[Photo tirée du film SILENCIO de F.J. Ossang, qui passe ce soir sur France 2 à 00h15)
AVANT-PROPOS :
Nous poursuivons aujourd’hui notre saga sur le cinéma français : L’EXCEPTION CULTURELLE SORT DU BOIS. Et c’est avec plaisir que nous le faisons, car ce soir sur
France 2 à 00h15, vous pourrez voir dans l’émission de France 2 HISTOIRES COURTES, le sublime court-métrage SILENCIO de F.J. Ossang, réalisateur français trop rare, que nous avions vu avant tout
le monde puisque nous avions assisté à la fin du montage de film.
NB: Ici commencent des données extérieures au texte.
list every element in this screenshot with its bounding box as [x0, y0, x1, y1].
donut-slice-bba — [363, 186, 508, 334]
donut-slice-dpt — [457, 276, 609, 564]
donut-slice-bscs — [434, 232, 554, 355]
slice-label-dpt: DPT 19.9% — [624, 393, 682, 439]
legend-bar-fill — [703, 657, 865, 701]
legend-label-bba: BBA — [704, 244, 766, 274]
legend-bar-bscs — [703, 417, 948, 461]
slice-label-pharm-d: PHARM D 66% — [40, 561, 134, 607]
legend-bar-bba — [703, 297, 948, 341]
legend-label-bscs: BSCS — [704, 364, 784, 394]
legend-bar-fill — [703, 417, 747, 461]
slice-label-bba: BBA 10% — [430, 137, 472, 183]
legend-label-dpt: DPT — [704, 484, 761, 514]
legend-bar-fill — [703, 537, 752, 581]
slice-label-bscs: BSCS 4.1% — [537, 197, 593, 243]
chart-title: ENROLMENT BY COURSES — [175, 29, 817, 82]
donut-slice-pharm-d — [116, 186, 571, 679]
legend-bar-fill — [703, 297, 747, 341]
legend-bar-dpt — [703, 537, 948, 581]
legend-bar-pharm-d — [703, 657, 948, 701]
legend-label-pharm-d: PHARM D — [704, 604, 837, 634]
Cet article a été publié dans feu (elle ne paraît plus, mais personne n’a prévenu les gens qui y écrivaient ! La classe !) LA
REVUE DU CINEMA, dans un hors-série spécial sur le cinéma français qui bosse (!) et qui a été rédigé uniquement par des gens de Matière Focale dont moi-même, Invisible et le Marquis bien
sûr.
Quand nous avons vu SILENCIO, nous avons été scotché par la beauté de la chose au point que pour moi, ce court, format généralement
décevant à 98,56% pour votre humble serviteur, fut un des grands films de l’année dernière. Depuis, le film a fait du chemin puisqu'il a été présenté au dernier festival de Cannes où il a
été récompensé par le prix Jean Vigo du court-métrage. Donc ce soir, tous à vos cassettes ou à vos disques durs : enregistrez un des plus beaux films français que vous aurez l’occasion
de voir cette année ! A la télé en plus ! De plus, les lecteurs focaliens auront une sacrée surprise en regardant le générique, et en y retrouvant un nom connu par ici...
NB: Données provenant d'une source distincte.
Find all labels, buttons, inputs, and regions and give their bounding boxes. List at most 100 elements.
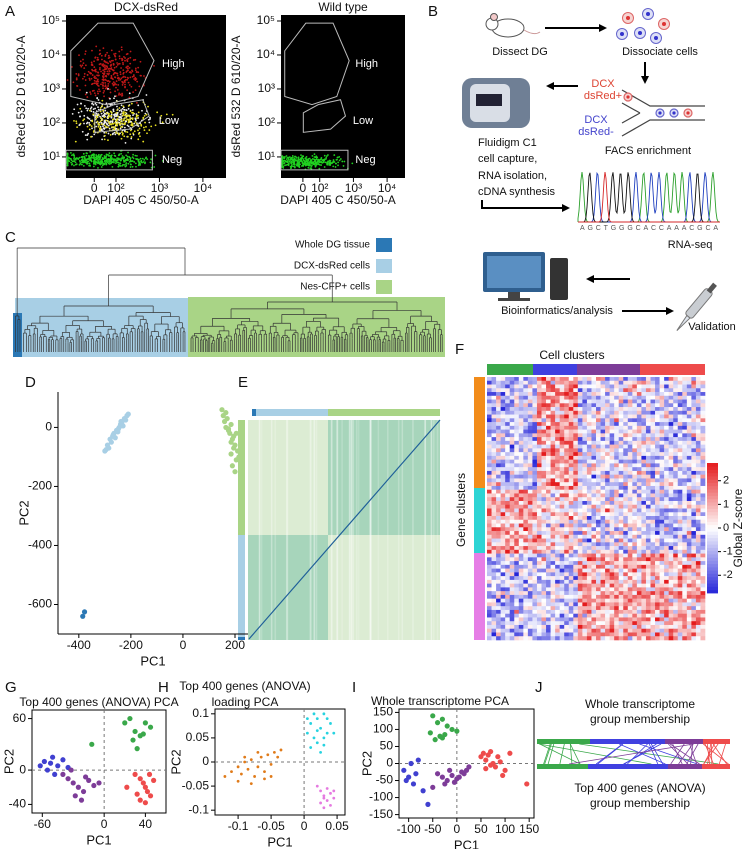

Nous préparions ce numéro, il y a quelques jours, quand lors d’un moment commun de détente sur fond de musique punk-industrielle, survint l’évidence : il est un cinéaste français
absolument atypique et inclassable, qui ne roule pour personne et qui est ouvert à tous, un cinéaste qui se bat de fort belle manière avec la chair de ses films, mais dont on ne place jamais le
nom, un cinéaste, sans doute le seul sur nos terres dont on pourrait qualifier l’œuvre de rock‘n'roll : F.J. Ossang. La décision a été vite prise. Ce numéro ne pouvait pas vraiment exister sans
sa présence, fût-elle au passé. Il était bien un de ceux qui méritaient le plus sa place dans ce hors-série. Si le français moyen que nous sommes ne semble, de nos jours, n’avoir le choix
qu’entre, d'une part, les descendants du pire Truffaut (les jardineries Truffaut ? Les alexandrejardineries Truffaut ?) de la plus trouble Nouvelle Vague, et de l'autre côté de la clôture,
des grosses machines de guerre télévisuelles que sont les blockbusters hexagonaux (les "bloquebusters" type GRAND MEAULNES), Ossang a une place tout particulière qui lui vaudrait quelques
hectares, haut la main, dans le domaine du "Château de l’Art et de l’Essai", mais là encore, il serait une catégorie à lui tout seul. La phrase précédente étant interminable, il n'est pas
interdit de prendre du recul en imaginant quelques secondes un thuya. Loin du tout-scénario, loin du tout-dialogue et du zéro mise en scène, loin des petits pathos persos, loin des ego du moindre
comédien-nain, loin des Topaloffades des comiques s'improvisant metteurs en scène, loin des films de chambre post-FEMIS (où est ma femis grise ? où est ma femis grise ? hou, hou, hou), loin du
signifiant de dossier de presse, et de ces films qui "interrogent notre regard", et qui "disent le Monde" (voire qui lisent Le Monde), loin de tout ça, il faut, à coups de dynamite, creuser une
place pour Ossang, homme exigeant. Loin des films sur papier, la matière des films s’organise sur la table des opérations, in vivo et avec les mains dans le moteur. Ossang revient !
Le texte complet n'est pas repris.